The Segment Roku SDK makes it easy to send data to Segment from any Roku enabled device. This library is open-source, so you can check it out on GitHub.

The Roku SDK is currently in alpha. Segment recommends using this version for development, test or QA builds.

Getting Started

Installing the library

You can start by downloading a copy of the library here: https://github.com/segmentio/analytics-roku.

Unzip the contents and you should see the following structure:

SegmentAnalytics
  -- components
    -- SegmentAnalyticsTask.brs
    -- SegmentAnalyticsTask.xml
  -- source
    -- SegmentAnalytics.brs
    -- SegmentAnalyticsConnector.brs

The library consists of three parts:

  1. source/SegmentAnalyticsConnector.brs - Connector object used by SceneGraph components to make calls (identify, track, screen, group or alias). Public interface of the library for usage throughout the app. Abstracts away interaction with SegementAnalyticsTask SceneGraph Task node directly.
  2. source/SegmentAnalytics.brs - Implementation responsible for making HTTP requests to Segment REST API for identify, track, screen, group or alias. Includes handling for batching, error handling. Must be used within context of SceneGraph Task node. Cannot be used directly within context of SceneGraph UI components.
  3. components/SegmentAnalyticsTask.brs/xml - SceneGraph Task node that will be running for the entire lifecycle of the app. Responsible for delegating calls to SegmentAnalytics.brs to make requests to Segment REST API.

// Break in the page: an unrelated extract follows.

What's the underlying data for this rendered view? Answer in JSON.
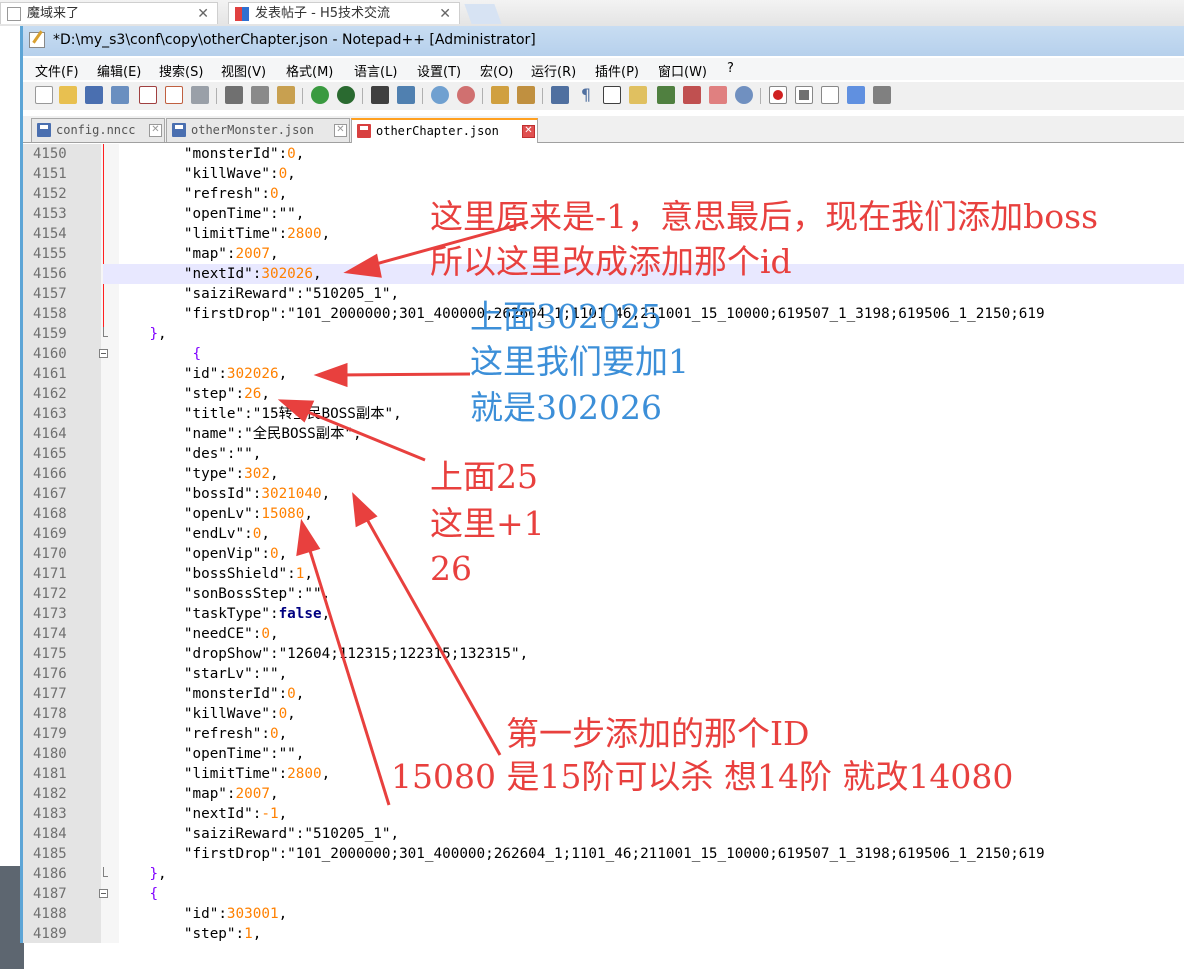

The “components” folder contains SceneGraph components and the “source” folder contains BrightScript files. The content of each folder must be included in the respective folder of the application. Depending on the application folder structure and where the library files are included, SegmentAnalyticsTask.xml might need to be updated to reflect the file paths.

Initializing the library

To instantiate the library, you first need to update the application scene .xml file with the following two changes:

  1. Include SegmentAnalyticsConnector.brs BrightScript file
<script type="text/brightscript" uri="pkg:/source/analytics/SegmentAnalyticsConnector.brs" />
  1. Include SegmentAnalyticsTask node component under the children tag
<SegmentAnalyticsTask id="segmentAnalyticsTask" />
  1. Once you have those tags in place you can initialize the library in your “init()” function of your scene as follows:
task =  m.top.findNode("segmentAnalyticsTask")
m.library = SegmentAnalyticsConnector(task)

config = {
  "writeKey": "WRITE KEY"
  "debug": true
  "queueSize": 3
  "retryLimit": 0
}

m.library.init(config)

The “config” object in the example above has four values that you can set:

writeKey (required): A string type field that is the write key to the source of your workspace hosted on Segment.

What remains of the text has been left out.